Elles ont été acheminées par Antonov à Goma entre le 22 juin et le 17 juillet,
puis ont été déployées sur l’emprise de l’aéroport de Goma, au nord de la
ville, de part et d’autre de la piste.
Il a relevé que le caractère de mosaïque de ce bataillon n’avait pas
nui à sa cohésion et, par voie de conséquence, à son efficacité. La diversité
des origines des soldats le composant s’expliquait par le fait que les
personnels du service de santé et du service des essences provenaient de
multiples organismes, ce qui n’a pas nui outre mesure au bon déroulement de
la mission. Les pelotons et compagnies des autres armes étaient homogènes
et formaient des cellules constituées. Par ailleurs, la plupart des personnels
appartenant à la Force d’action rapide avaient une solide expérience des
interventions extérieures.
Le bataillon de soutien logistique avait deux rôles : le soutien
administratif, financier et comptable de la force, hormis la base aérienne de
Kisangani, et le soutien logistique des opérations.

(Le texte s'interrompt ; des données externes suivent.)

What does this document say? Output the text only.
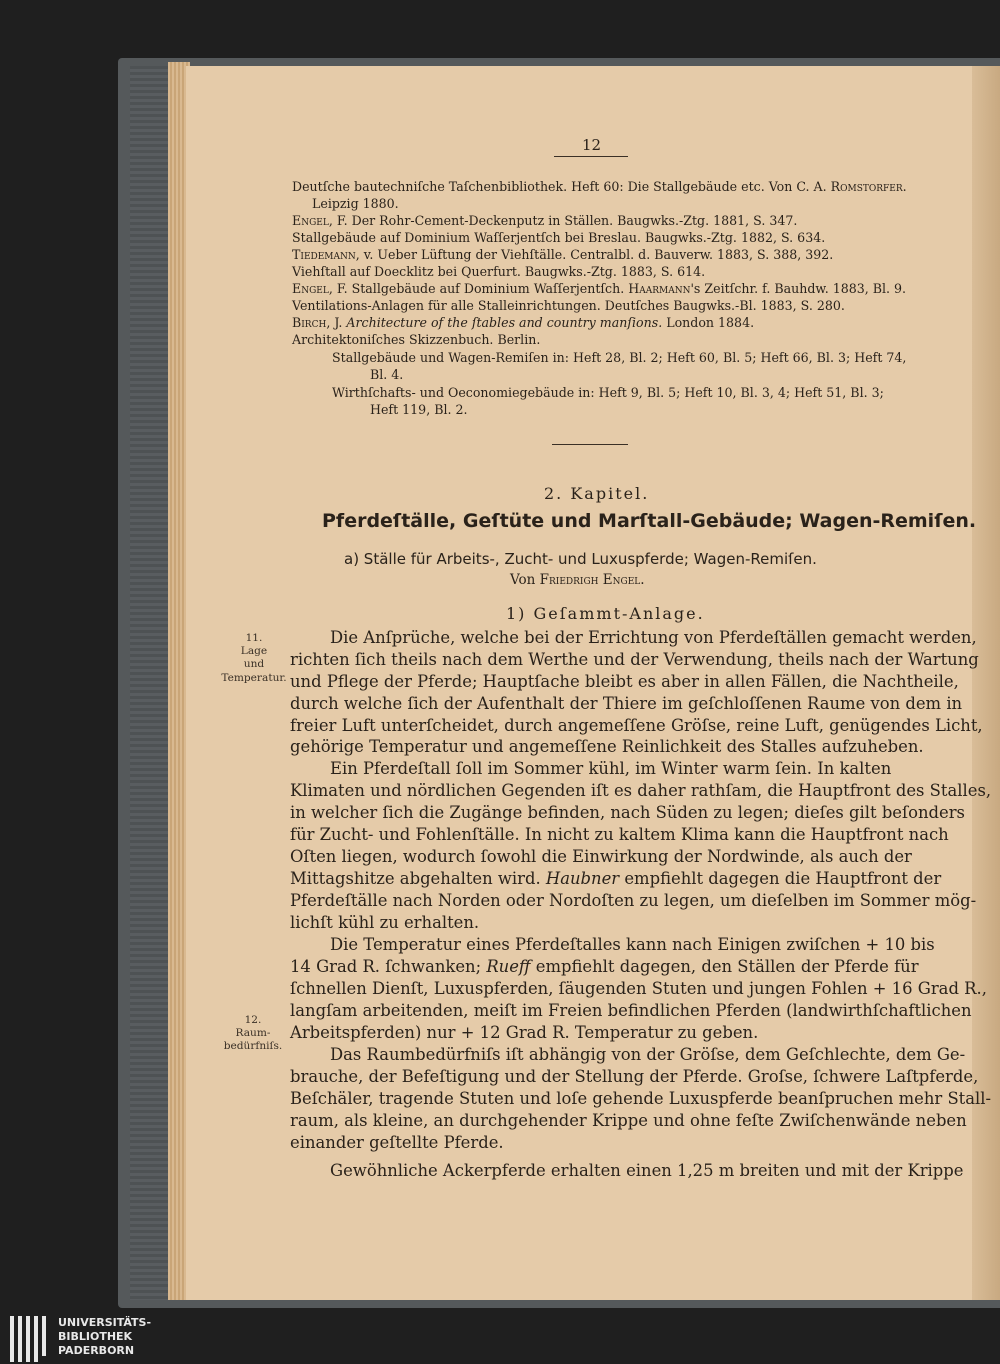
12
Deutſche bautechniſche Taſchenbibliothek. Heft 60: Die Stallgebäude etc. Von C. A. Romstorfer.
Leipzig 1880.
Engel, F. Der Rohr-Cement-Deckenputz in Ställen. Baugwks.-Ztg. 1881, S. 347.
Stallgebäude auf Dominium Waſſerjentſch bei Breslau. Baugwks.-Ztg. 1882, S. 634.
Tiedemann, v. Ueber Lüftung der Viehſtälle. Centralbl. d. Bauverw. 1883, S. 388, 392.
Viehſtall auf Doecklitz bei Querfurt. Baugwks.-Ztg. 1883, S. 614.
Engel, F. Stallgebäude auf Dominium Waſſerjentſch. Haarmann's Zeitſchr. f. Bauhdw. 1883, Bl. 9.
Ventilations-Anlagen für alle Stalleinrichtungen. Deutſches Baugwks.-Bl. 1883, S. 280.
Birch, J. Architecture of the ſtables and country manſions. London 1884.
Architektoniſches Skizzenbuch. Berlin.
Stallgebäude und Wagen-Remiſen in: Heft 28, Bl. 2; Heft 60, Bl. 5; Heft 66, Bl. 3; Heft 74,
Bl. 4.
Wirthſchafts- und Oeconomiegebäude in: Heft 9, Bl. 5; Heft 10, Bl. 3, 4; Heft 51, Bl. 3;
Heft 119, Bl. 2.
2. Kapitel.
Pferdeſtälle, Geſtüte und Marſtall-Gebäude; Wagen-Remiſen.
a) Ställe für Arbeits-, Zucht- und Luxuspferde; Wagen-Remiſen.
Von Friedrigh Engel.
1) Geſammt-Anlage.
11.
Lage
und
Temperatur.
12.
Raum-
bedürfniſs.
Die Anſprüche, welche bei der Errichtung von Pferdeſtällen gemacht werden,
richten ſich theils nach dem Werthe und der Verwendung, theils nach der Wartung
und Pflege der Pferde; Hauptſache bleibt es aber in allen Fällen, die Nachtheile,
durch welche ſich der Aufenthalt der Thiere im geſchloſſenen Raume von dem in
freier Luft unterſcheidet, durch angemeſſene Gröſse, reine Luft, genügendes Licht,
gehörige Temperatur und angemeſſene Reinlichkeit des Stalles aufzuheben.
Ein Pferdeſtall ſoll im Sommer kühl, im Winter warm ſein. In kalten
Klimaten und nördlichen Gegenden iſt es daher rathſam, die Hauptfront des Stalles,
in welcher ſich die Zugänge befinden, nach Süden zu legen; dieſes gilt beſonders
für Zucht- und Fohlenſtälle. In nicht zu kaltem Klima kann die Hauptfront nach
Oſten liegen, wodurch ſowohl die Einwirkung der Nordwinde, als auch der
Mittagshitze abgehalten wird. Haubner empfiehlt dagegen die Hauptfront der
Pferdeſtälle nach Norden oder Nordoſten zu legen, um dieſelben im Sommer mög-
lichſt kühl zu erhalten.
Die Temperatur eines Pferdeſtalles kann nach Einigen zwiſchen + 10 bis
14 Grad R. ſchwanken; Rueff empfiehlt dagegen, den Ställen der Pferde für
ſchnellen Dienſt, Luxuspferden, ſäugenden Stuten und jungen Fohlen + 16 Grad R.,
langſam arbeitenden, meiſt im Freien befindlichen Pferden (landwirthſchaftlichen
Arbeitspferden) nur + 12 Grad R. Temperatur zu geben.
Das Raumbedürfniſs iſt abhängig von der Gröſse, dem Geſchlechte, dem Ge-
brauche, der Befeſtigung und der Stellung der Pferde. Groſse, ſchwere Laſtpferde,
Beſchäler, tragende Stuten und loſe gehende Luxuspferde beanſpruchen mehr Stall-
raum, als kleine, an durchgehender Krippe und ohne feſte Zwiſchenwände neben
einander geſtellte Pferde.
Gewöhnliche Ackerpferde erhalten einen 1,25 m breiten und mit der Krippe
UNIVERSITÄTS-
BIBLIOTHEK
PADERBORN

Le dispositif logistique se composait de deux entités aux rôles
différents. Bangui, en République Centrafricaine, constituait la base arrière et
faisait office de relais entre Turquoise et la métropole. Goma, où se situait le
bataillon de soutien logistique, était la base avancée, c’est-à-dire le pion de
soutien principal auquel les détachements étaient rattachés.
Le BSL a d’abord exercé ses efforts au profit de l’opération
Turquoise proprement dite, dont l’essentiel du dispositif se trouvait au
Rwanda, en zone humanitaire sûre, du 20 juin au 22 août, puis, lors du retrait
de ces moyens, de la fin juillet au 22 août, il a offert des conditions d’accueil
aux troupes désengagées et reconditionné leur matériel avant embarquement,
au moment de la constitution et de la montée en puissance du bataillon
interafricain, composé de forces de plusieurs pays (Sénégal, Tchad, Congo,
Guinée-Bissau et Niger) pendant la première quinzaine du mois d’août ;
enfin, il a assuré le soutien de ce bataillon interafricain, qui a remplacé les
troupes françaises en zone humanitaire sûre, du 22 août au 14 septembre,
date à laquelle il a été pris en compte d’une manière effective par la
MINUAR.
Puis, le BSL a effectué son propre désengagement, amorcé le
6 septembre et terminé le 30 septembre.
Le Colonel Alain Le Goff a alors précisé quels avaient été les
bénéficiaires de son soutien : d’une part au Rwanda, le groupement
interarmes, à Kibuye, le groupement Est, le Commandement des opérations
spéciales (COS) de Gikongoro, le groupement Sud, le groupement Ouest,
l’Elément médical d’intervention rapide (EMIR), jusqu’au 22 août, puis le
bataillon interafricain ; d’autre part à Goma, le bataillon a soutenu le poste de
commandement interarmées de théâtre, le détachement de l’aviation légère
de l’armée de terre et le détachement air.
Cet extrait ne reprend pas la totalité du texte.